Vendredi 28 décembre 2007
INSERTION
Article : Sans-abri : les acteurs de l'insertion veulent réformer un système en panne
Mots clés : Coordonner les actions cartographier les besoins et l’offre de services
"Il faut cesser de donner aux plus pauvres d'entre nous la part à la fois la plus compliquée et la plus précaire de nos politiques sociales". C'est la philosophie du rapport remis, mercredi 5 décembre au gouvernement, par le jury de la conférence de consensus réunie, les 29 et 30 novembre à Paris, par la FNARS et ses partenaires.
L'objectif de la rencontre était d'élaborer des propositions permettant d'aider les sans-abri à "sortir de la rue".
Au terme de plusieurs mois de préparation, deux jours de débats publics et deux autres de réflexion à huis clos, le jury présidé par le conseiller d'Etat Jean-Marie Delarue a ainsi plaidé mercredi, en conférence de presse, pour une refonte profonde du dispositif d'insertion, qui s'appuierait sur un certain nombre de "grands principes" partagés par l'ensemble des acteurs, notamment associatifs, qui oeuvrent dans ce domaine.
C'était tout l'objet de cette conférence de consensus, a souligné pour sa part Nicole Maestracci, présidente de la Fédération nationale des associations d'accueil et de réinsertion sociale (FNARS) et du comité d'organisation de l'événement, dont le bilan peut paraître bien mince en termes de propositions concrètes, mais "c'était un préalable indispensable de faire ce travail un peu ingrat de confrontation des points de vue, pour parvenir à une position partagée par des associations aussi différentes que les Enfants de Don Quichotte, les Restos du coeur ou la FNARS", a-t-elle défendu.
COORDONNER LES ACTIONS
Le rapport du jury, qui a entendu une quarantaine d'experts, a été transmis aux cabinets de Christine Boutin, de Martin Hirsch et de Nicolas Sarkozy, a poursuivi Nicole Maestracci, qui espère que les pouvoirs publics vont s'en saisir et faire preuve de la volonté politique attendue pour faire émerger une stratégie de réinsertion des personnes à la rue.

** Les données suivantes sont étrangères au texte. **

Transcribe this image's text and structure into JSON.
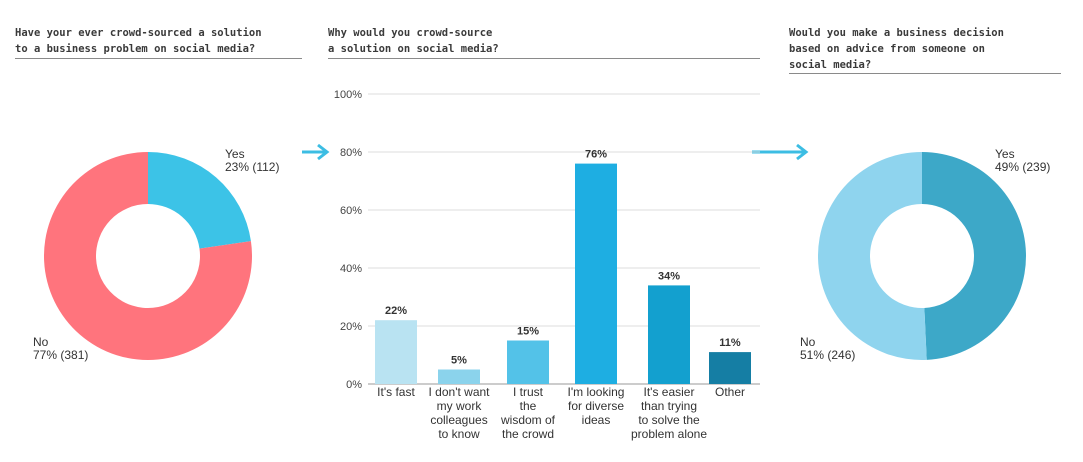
{
  "chart_data": [
    {
      "type": "pie",
      "title": "Have your ever crowd-sourced a solution\nto a business problem on social media?",
      "slices": [
        {
          "name": "Yes",
          "pct_label": "23% (112)",
          "value": 112,
          "color": "#3cc3e7"
        },
        {
          "name": "No",
          "pct_label": "77% (381)",
          "value": 381,
          "color": "#ff747d"
        }
      ]
    },
    {
      "type": "bar",
      "title": "Why would you crowd-source\na solution on social media?",
      "ylim": [
        0,
        100
      ],
      "yticks": [
        "0%",
        "20%",
        "40%",
        "60%",
        "80%",
        "100%"
      ],
      "categories": [
        "It's fast",
        "I don't want my work colleagues to know",
        "I trust the wisdom of the crowd",
        "I'm looking for diverse ideas",
        "It's easier than trying to solve the problem alone",
        "Other"
      ],
      "values": [
        22,
        5,
        15,
        76,
        34,
        11
      ],
      "value_labels": [
        "22%",
        "5%",
        "15%",
        "76%",
        "34%",
        "11%"
      ],
      "colors": [
        "#b9e3f2",
        "#8bd3ec",
        "#53c2e8",
        "#1eaee2",
        "#13a0cf",
        "#157ea4"
      ]
    },
    {
      "type": "pie",
      "title": "Would you make a business decision\nbased on advice from someone on\nsocial media?",
      "slices": [
        {
          "name": "Yes",
          "pct_label": "49% (239)",
          "value": 239,
          "color": "#3da8c8"
        },
        {
          "name": "No",
          "pct_label": "51% (246)",
          "value": 246,
          "color": "#8fd4ee"
        }
      ]
    }
  ],
  "colors": {
    "arrow": "#3cbde3",
    "rule": "#8a8a8a"
  }
}
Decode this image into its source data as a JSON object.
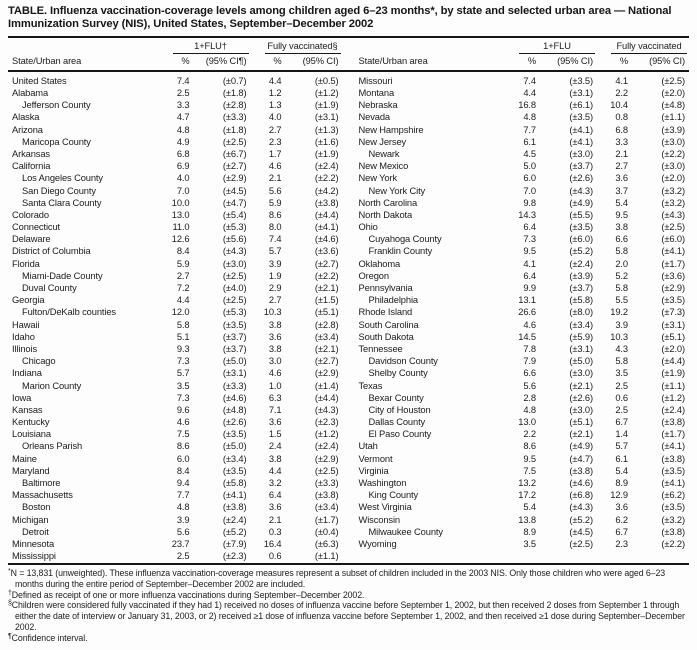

A cet égard, ce texte propose aussi la création d'une "structure interministérielle" pour traiter ces questions actuellement éclatées entre huit ministères sans compter la Justice et l'Intérieur.
Les membres du jury sont en effet tombés d'accord pour constater une "absence de réussite de la politique actuelle", qu'ils ont jugé pouvoir pallier, en premier lieu, en approfondissant la connaissance du public concerné afin de tenir compte, dans les solutions proposées, de "la grande diversité des situations existantes".
Réforme des outils statistiques, développement des choix de parcours et mise en place de politiques publiques temporelles devraient ainsi permettre d'adapter le temps et l'accompagnement accordés à chaque personne en fonction de ses besoins, de ses voeux et de ses capacités.
Car, faute de pilotage et de mise en cohérence des interventions sociales, le système fonctionne toujours à la manière des "portes tournantes", a déploré Jean-Marie Delarue, reprenant à son compte une image venue d'outre-Manche (revolving doors) : on entre dans le système d'hébergement et on en ressort en moins de temps qu'il n'en faut pour tomber encore plus bas.
CARTOGRAPHIER LES BESOINS ET L'OFFRE DE SERVICE
Il est en particulier impératif de lier les mécanismes de prévention des causes de mise à la rue des personnes, quelles qu'elles soient (expulsion locative, exclusion sociale, "désastre individuel", ...), avec les politiques de prise en charge des sans-abri, a-t-il assuré, en critiquant "l'enchevêtrement de compétences qui rend compliquée la lisibilité du dispositif aussi bien pour les personnes concernées que pour les travailleurs sociaux".
Estimant à cet égard que les actions menées en faveur des SDF gagneraient à être coordonnées en fonction d'une carte des besoins et de l'offre de services, le jury a écarté, comme unité géographique de référence, les villes et les départements au profit des "bassins de vie", une notion forgée sur le modèle des "bassins d'emplois" et alliant proximité et intercommunalité par le biais de conventions d'objectifs et de moyens.
Dans sa description des écueils qui entravent la réinsertion des personnes à la rue, le président du jury, Jean-Marie Delarue, n'a pas non plus passé sous silence la difficulté d'y parvenir dans un pays touché par une "crise du logement redoutable qui nous ramène 50 ans en arrière".
Il s'est d'ailleurs interrogé sur la mise en oeuvre du droit au logement opposable tel qu'il est édicté par la loi du 5 mars 2007, étant donné l'écart entre les besoins et l'offre de logements sociaux accessibles aux plus démunis. "Quand je vois que sur 80 000 logements construits l'an dernier, il y a seulement 8 000 PLAI, j'ai honte", a-t-il avoué.